This Article From Issue
January-February 2014
Volume 102, Number 1
Page 69
DOI: 10.1511/2014.106.69
AN ASTRONAUT'S GUIDE TO LIFE ON EARTH: What Going into Space Taught Me about Ingenuity, Determination, and Being Prepared for Anything. Chris Hadfield. 304 pp. Little, Brown, 2013. $28.00.
Throughout his thoroughly engaging new book, Colonel Chris Hadfield—former commander of the International Space Station, veteran astronaut, and breakout YouTube star—keeps returning to the metaphor of the square peg in the round hole. Or, rather, his personal variation: square astronaut, round hole.

From An Astronaut's Guide to Life on Earth.
The phrase literally describes one of Hadfield’s most memorable moments, his first spacewalk during the STS-100 space shuttle mission to the International Space Station in 2001. “Poised on the edge of the sublime, I faced a somewhat ridiculous drama: How best to get out there,” he writes. “The hatch was small and circular, but with all my tools strapped to my chest and a huge pack of oxygen tanks and electronics strapped to my back, I was square.” To Hadfield, this one awkward incident becomes emblematic of an existential quest “to get where I want to go when just getting out the door seems impossible.”
That easy progression from the concrete details of space travel to sweeping personal reflections is the hallmark of Hadfield’s book. In another writer’s hands this material could easily have turned corny or preachy, but Hadfield is both incredibly experienced and disarmingly self-effacing. (At one point he relates that his children play a game called “The Colonel Says,” in which they mimic his earnest nuggets of life wisdom.) He believes in completing the mission effectively and efficiently, so when he claims that his book is “an astronaut’s guide to life on Earth,” by gum he aims to deliver on the promise of that title.

From An Astronaut's Guide to Life on Earth.
Hence, when Hadfield talks about “the power of negative thinking,” he frames it in terms of the intensive training that astronauts go through to prepare themselves for any conceivable disaster. That training, not an innate iron constitution, is what allowed him to go into space with confidence. In fact, he confesses to having fear of heights, enough that he cannot comfortably look over the edge of a high balcony.
The process of overcoming natural fear requires grueling physical effort, like long stretches spent underwater in the Neutral Buoyancy Lab—a 6.2 million gallon swimming pool in Houston where astronauts can practice spacewalks over and over, making the real thing feel familiar (or as familiar as possible) when it finally happens. I once watched the shuttle astronauts prepare there for the 2009 Hubble Space Telescope repair mission. Day-long stints underwater, strapped in a diaper and weighted space suit, practicing the same tasks over and over: It was fascinating, but not exactly romantic.
Hadfield describes a "death sim" in which his team has to consider what would happen if he died in space.
The intellectual process of going into space is also ferociously taxing, involving extensive consideration of different danger scenarios.
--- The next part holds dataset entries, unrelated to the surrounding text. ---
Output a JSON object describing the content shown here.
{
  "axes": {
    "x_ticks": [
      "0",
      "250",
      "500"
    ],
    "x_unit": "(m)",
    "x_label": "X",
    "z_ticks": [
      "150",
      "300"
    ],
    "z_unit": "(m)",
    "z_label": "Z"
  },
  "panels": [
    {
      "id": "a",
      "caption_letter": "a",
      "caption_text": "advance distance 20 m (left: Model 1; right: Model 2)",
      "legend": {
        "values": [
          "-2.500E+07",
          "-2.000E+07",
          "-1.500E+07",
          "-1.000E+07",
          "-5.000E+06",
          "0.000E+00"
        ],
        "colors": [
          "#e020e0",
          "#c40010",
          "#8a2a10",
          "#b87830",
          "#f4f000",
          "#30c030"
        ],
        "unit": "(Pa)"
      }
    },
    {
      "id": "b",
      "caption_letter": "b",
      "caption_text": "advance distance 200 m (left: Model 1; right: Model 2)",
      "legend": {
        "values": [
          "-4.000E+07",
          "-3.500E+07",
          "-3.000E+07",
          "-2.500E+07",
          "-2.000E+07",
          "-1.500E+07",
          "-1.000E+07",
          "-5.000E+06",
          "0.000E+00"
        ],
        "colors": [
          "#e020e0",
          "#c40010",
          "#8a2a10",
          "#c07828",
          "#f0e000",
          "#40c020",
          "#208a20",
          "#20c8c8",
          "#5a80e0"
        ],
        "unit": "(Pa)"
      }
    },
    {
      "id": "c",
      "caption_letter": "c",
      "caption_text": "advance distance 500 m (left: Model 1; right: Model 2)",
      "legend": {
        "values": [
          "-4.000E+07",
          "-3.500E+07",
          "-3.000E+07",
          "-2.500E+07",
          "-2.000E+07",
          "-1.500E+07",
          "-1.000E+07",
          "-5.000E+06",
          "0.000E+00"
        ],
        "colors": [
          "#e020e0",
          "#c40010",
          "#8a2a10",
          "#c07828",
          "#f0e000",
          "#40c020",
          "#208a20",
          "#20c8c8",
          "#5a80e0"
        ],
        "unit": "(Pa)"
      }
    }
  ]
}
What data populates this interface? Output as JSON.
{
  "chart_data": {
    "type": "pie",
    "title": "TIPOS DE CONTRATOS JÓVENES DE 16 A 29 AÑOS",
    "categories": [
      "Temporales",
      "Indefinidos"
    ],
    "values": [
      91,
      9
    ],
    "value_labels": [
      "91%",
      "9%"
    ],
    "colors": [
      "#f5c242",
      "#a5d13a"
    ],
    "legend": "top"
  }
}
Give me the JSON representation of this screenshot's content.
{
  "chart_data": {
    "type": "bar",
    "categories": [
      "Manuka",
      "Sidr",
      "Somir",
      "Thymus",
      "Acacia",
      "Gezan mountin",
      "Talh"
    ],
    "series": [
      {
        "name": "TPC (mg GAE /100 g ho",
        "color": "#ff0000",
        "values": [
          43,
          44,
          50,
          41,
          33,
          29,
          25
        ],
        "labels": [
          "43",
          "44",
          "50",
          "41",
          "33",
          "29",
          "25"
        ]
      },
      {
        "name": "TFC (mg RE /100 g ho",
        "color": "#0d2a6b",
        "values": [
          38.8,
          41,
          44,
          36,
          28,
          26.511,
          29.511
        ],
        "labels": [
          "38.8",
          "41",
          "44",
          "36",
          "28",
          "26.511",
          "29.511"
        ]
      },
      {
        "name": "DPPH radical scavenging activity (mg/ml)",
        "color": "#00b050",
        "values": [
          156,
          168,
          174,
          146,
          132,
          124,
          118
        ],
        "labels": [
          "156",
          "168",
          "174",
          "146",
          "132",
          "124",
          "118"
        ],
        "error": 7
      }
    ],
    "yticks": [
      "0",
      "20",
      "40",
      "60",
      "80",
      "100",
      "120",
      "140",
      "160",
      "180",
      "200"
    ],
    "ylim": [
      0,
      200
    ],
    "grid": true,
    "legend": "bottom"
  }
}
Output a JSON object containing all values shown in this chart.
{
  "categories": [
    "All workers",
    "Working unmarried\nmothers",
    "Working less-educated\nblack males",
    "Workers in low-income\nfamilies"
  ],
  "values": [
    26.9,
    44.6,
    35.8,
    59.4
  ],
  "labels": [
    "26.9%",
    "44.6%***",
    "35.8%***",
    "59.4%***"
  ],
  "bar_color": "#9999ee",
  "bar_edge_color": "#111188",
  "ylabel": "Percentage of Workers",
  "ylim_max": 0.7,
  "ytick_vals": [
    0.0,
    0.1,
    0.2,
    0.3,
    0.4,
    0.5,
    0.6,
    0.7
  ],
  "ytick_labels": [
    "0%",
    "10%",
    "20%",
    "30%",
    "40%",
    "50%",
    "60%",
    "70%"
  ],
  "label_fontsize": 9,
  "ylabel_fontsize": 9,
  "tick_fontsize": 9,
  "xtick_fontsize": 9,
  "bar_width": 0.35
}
Obvious risks like fire take on entirely new dimensions in an orbiting space station, where fires are harder to extinguish and have nowhere to go. By necessity no topic can be off limits. Hadfield describes a “death sim” in which his team has to consider what would happen if he died. Not just who would take over his duties, but who would tell the family, who would speak to the media—and what would they do with the corpse? As Hadfield dryly notes, “There are no body bags on the Station.” He doesn’t shy away from the real risks behind all those simulations, talking openly about the Columbia disaster that killed seven of his good friends.
Later chapters follow a similar approach, taking aphorisms like “sweat the small stuff” and “aim to be a zero” and backing them with powerful, pointed stories of Hadfield’s encounters as a student, explorer, colleague, and administrator. At the same time, he doesn’t skimp on the insider’s details that capture the magic of spaceflight as well as the sheer oddity of life offworld: “Spacewalking is like rock climbing, weightlifting, repairing a small engine, and performing an intricate pas de deux—simultaneously, while encased in a bulky suit that’s scraping your knuckles, fingertips, and collarbone raw.”
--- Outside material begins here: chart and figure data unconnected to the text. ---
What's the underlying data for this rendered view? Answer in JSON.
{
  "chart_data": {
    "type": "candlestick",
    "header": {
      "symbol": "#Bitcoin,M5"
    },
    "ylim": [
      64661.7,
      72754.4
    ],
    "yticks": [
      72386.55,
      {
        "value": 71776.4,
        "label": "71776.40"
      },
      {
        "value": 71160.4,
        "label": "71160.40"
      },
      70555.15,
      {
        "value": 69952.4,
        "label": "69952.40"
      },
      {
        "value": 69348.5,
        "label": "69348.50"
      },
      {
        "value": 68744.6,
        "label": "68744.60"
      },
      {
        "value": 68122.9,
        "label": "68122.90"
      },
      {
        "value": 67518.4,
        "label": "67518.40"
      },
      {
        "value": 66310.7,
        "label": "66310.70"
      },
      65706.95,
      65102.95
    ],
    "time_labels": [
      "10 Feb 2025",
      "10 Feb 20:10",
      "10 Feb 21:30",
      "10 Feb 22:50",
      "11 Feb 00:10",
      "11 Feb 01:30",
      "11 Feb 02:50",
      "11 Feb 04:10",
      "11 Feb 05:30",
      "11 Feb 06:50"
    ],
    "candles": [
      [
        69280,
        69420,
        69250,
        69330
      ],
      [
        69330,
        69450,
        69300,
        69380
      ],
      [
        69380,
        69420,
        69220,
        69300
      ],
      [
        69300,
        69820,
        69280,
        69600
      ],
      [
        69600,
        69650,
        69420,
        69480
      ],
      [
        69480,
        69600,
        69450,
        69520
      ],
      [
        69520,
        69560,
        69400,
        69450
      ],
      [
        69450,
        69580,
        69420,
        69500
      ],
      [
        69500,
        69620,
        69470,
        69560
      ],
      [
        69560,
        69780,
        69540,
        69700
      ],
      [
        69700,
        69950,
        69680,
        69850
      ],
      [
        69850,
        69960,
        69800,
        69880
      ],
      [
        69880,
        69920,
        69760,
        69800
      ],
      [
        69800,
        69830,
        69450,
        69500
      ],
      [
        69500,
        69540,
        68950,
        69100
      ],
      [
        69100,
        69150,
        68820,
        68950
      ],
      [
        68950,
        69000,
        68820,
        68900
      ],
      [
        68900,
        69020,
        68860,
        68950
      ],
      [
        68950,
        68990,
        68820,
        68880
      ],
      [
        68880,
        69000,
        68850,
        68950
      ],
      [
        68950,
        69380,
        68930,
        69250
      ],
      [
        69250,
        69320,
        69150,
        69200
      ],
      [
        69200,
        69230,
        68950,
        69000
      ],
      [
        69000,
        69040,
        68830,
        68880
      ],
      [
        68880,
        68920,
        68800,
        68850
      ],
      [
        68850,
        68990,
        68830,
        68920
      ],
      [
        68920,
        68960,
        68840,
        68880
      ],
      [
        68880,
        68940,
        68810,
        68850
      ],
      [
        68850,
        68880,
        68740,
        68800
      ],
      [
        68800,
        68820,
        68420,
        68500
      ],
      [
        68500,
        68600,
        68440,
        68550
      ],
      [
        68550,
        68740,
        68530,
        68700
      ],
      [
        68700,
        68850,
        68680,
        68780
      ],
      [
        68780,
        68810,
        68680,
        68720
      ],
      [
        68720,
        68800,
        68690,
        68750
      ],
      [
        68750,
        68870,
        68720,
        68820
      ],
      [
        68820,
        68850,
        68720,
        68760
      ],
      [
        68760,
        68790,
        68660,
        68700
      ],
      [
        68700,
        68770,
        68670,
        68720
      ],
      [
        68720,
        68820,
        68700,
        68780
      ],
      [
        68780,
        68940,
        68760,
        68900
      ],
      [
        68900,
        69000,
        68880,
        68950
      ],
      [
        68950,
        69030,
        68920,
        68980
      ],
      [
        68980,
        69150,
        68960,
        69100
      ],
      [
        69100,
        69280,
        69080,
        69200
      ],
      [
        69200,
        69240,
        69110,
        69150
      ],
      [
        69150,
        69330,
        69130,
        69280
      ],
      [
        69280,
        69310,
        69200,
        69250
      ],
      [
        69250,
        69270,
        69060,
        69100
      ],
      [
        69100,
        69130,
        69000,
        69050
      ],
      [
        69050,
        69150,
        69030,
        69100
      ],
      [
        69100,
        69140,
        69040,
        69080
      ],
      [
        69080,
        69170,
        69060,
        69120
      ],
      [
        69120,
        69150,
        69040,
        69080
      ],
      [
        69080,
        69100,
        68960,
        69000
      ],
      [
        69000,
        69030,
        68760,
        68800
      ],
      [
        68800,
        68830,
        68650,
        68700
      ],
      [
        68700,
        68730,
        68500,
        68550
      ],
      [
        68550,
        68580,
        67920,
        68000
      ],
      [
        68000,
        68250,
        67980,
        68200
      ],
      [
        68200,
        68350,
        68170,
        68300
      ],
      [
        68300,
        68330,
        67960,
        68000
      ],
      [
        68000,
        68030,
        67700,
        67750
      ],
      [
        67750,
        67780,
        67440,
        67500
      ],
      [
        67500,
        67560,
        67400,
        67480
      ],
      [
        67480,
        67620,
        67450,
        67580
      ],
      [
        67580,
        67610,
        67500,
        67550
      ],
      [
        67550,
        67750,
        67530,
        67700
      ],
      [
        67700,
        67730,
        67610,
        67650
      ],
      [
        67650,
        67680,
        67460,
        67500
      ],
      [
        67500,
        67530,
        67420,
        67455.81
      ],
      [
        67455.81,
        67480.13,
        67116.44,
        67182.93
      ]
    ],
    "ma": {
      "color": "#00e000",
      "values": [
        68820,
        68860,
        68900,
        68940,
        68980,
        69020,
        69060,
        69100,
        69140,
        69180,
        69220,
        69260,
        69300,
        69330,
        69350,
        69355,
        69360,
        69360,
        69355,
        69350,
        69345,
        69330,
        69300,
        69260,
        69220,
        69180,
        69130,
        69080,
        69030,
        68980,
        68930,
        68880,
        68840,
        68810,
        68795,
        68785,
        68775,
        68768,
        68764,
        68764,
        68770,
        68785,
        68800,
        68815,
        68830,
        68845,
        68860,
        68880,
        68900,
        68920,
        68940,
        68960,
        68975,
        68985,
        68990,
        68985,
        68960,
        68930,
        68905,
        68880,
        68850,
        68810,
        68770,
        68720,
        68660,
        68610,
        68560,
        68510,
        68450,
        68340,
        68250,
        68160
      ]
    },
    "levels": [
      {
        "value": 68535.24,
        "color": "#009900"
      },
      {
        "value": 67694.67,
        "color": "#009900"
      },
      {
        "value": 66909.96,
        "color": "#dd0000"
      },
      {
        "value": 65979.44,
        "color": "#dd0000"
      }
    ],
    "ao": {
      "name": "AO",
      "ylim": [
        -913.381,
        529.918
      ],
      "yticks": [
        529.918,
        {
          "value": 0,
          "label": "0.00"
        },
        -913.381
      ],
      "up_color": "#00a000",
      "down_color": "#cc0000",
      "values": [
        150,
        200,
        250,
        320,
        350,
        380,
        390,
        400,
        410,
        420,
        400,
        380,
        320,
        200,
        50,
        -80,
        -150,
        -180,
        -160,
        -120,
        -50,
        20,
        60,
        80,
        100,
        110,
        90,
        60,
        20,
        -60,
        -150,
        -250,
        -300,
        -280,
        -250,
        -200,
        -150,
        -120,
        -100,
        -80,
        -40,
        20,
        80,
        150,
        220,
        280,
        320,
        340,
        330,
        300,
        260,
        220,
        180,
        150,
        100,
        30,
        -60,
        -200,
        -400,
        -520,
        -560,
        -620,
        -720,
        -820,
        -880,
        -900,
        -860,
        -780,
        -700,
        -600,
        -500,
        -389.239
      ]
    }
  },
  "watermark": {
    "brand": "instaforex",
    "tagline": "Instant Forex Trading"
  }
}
Although the book’s structure is not strictly chronological, it unfolds as a life journey, tracing Hadfield’s transition from a Canadian youth dreaming of the moon to a veteran astronaut focusing on science education. (“A lot of what happens to the human body in space is really similar to what happens during the aging process,” he confides.) In a low-key style, he makes a persuasive case that the oft-derided Space Station is both a marvel of engineering and a triumph for science, and he paints the cartoon heroism of the NASA astronaut corps in a much more realistic, and yet in many ways even more admirable, light.
Even as Hadfield was completing his last voyage into space he achieved his greatest moment of celebrity, a pinnacle of science outreach. His social media–savvy son Evan convinced Hadfield to record a cover version of David Bowie’s “Space Oddity” while aboard the station. He landed to find the video had been viewed on YouTube 7 million times (now 19 million and counting).
As Hadfield would say: square astronaut, round hole.